Sequences / Skips up to a million: Jumps of 100

To solve the problem, we identify the sequence pattern:

• Determine the difference between the given terms: $653,250 - 653,150 = 100$.
• Since the difference between consecutive terms is 100, this indicates the rule of the sequence.
• To find the next terms, continue adding 100 to the last known term:
• Next term after 653,250: $653,250 + 100 = 653,350$.
• Next term after 653,350: $653,350 + 100 = 653,450$.
• Next term after 653,450: $653,450 + 100 = 653,550$.
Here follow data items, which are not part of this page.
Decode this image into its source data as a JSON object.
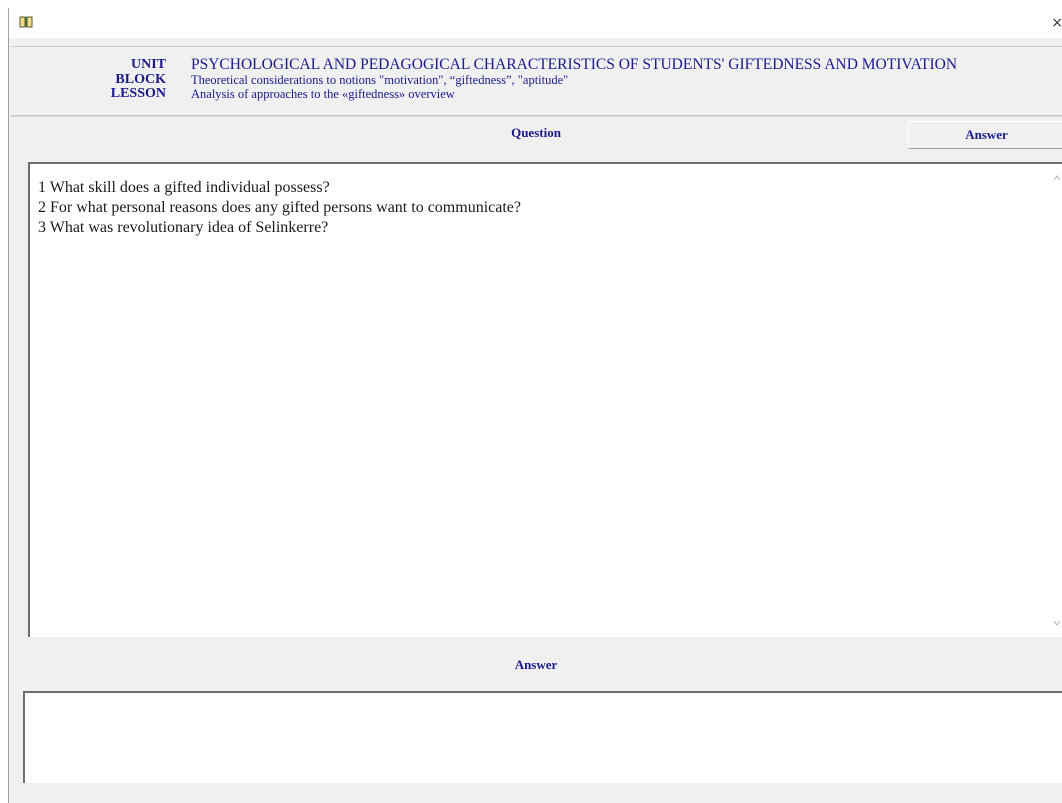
{
  "window": {
    "close_glyph": "×",
    "app_icon": "book-icon"
  },
  "header": {
    "unit_label": "UNIT",
    "unit_value": "PSYCHOLOGICAL AND PEDAGOGICAL CHARACTERISTICS OF STUDENTS' GIFTEDNESS AND MOTIVATION",
    "block_label": "BLOCK",
    "block_value": "Theoretical considerations to notions \"motivation\", “giftedness”, \"aptitude\"",
    "lesson_label": "LESSON",
    "lesson_value": "Analysis of approaches to the «giftedness» overview"
  },
  "question_section": {
    "label": "Question",
    "answer_tab_label": "Answer",
    "questions": [
      "1 What skill does a gifted individual possess?",
      "2 For what personal reasons does any gifted persons want to communicate?",
      "3 What was revolutionary idea of Selinkerre?"
    ]
  },
  "answer_section": {
    "label": "Answer",
    "value": ""
  },
  "colors": {
    "accent": "#1a1a8c",
    "panel": "#f0f0f0",
    "text": "#1a1a1a"
  }
}
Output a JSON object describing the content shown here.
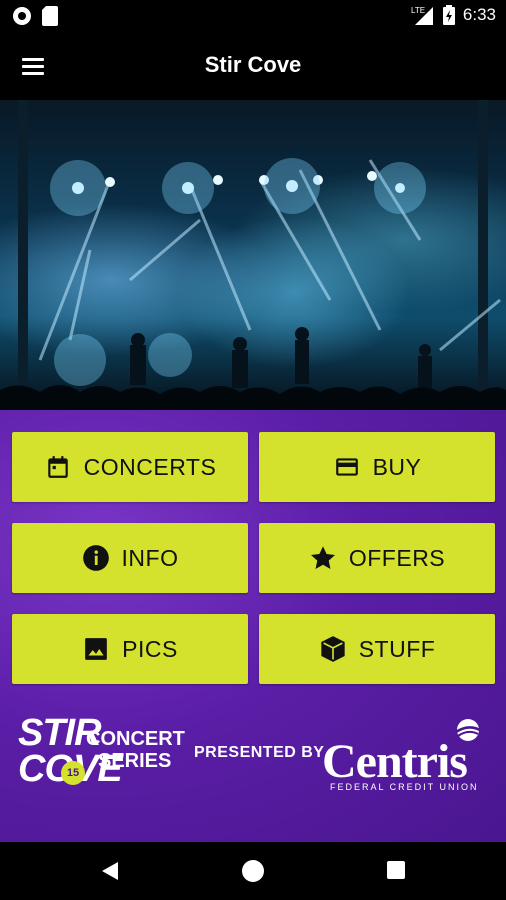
{
  "status_bar": {
    "time": "6:33",
    "icons": [
      "circle-notification-icon",
      "sd-card-icon",
      "lte-signal-icon",
      "battery-icon"
    ]
  },
  "app_bar": {
    "title": "Stir Cove",
    "menu_icon": "hamburger-menu-icon"
  },
  "tiles": [
    {
      "label": "CONCERTS",
      "icon": "calendar-icon"
    },
    {
      "label": "BUY",
      "icon": "credit-card-icon"
    },
    {
      "label": "INFO",
      "icon": "info-icon"
    },
    {
      "label": "OFFERS",
      "icon": "star-icon"
    },
    {
      "label": "PICS",
      "icon": "image-icon"
    },
    {
      "label": "STUFF",
      "icon": "box-icon"
    }
  ],
  "footer": {
    "brand_stir": "STIR",
    "brand_cove": "COVE",
    "brand_concert": "CONCERT",
    "brand_series": "SERIES",
    "brand_badge": "15",
    "presented_by": "PRESENTED BY",
    "sponsor_name": "Centris",
    "sponsor_sub": "FEDERAL CREDIT UNION"
  },
  "colors": {
    "tile": "#d4e22e",
    "purple": "#5b1ea7",
    "bar": "#000000"
  }
}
Thus, the completed sequence is $653,150, 653,250, 653,350, 653,450, 653,550$.

Therefore, the next three numbers in the sequence are $653{,}350, 653{,}450, 653{,}550$.

To find the pattern in the sequence $900,900, 900,800, \ldots$, we need to determine the difference between successive terms.

Step 1: Calculate the difference between the first two terms:

$900,800 - 900,900 = -100$

Step 2: The sequence decreases by 100. Using this consistent decrease, we can determine the next terms:

• From $900,800$, subtract 100: $900,800 - 100 = 900,700$
• From $900,700$, subtract 100: $900,700 - 100 = 900,600$
• From $900,600$, subtract 100: $900,600 - 100 = 900,500$

Therefore, the completed sequence is $900,700, 900,600, 900,500$.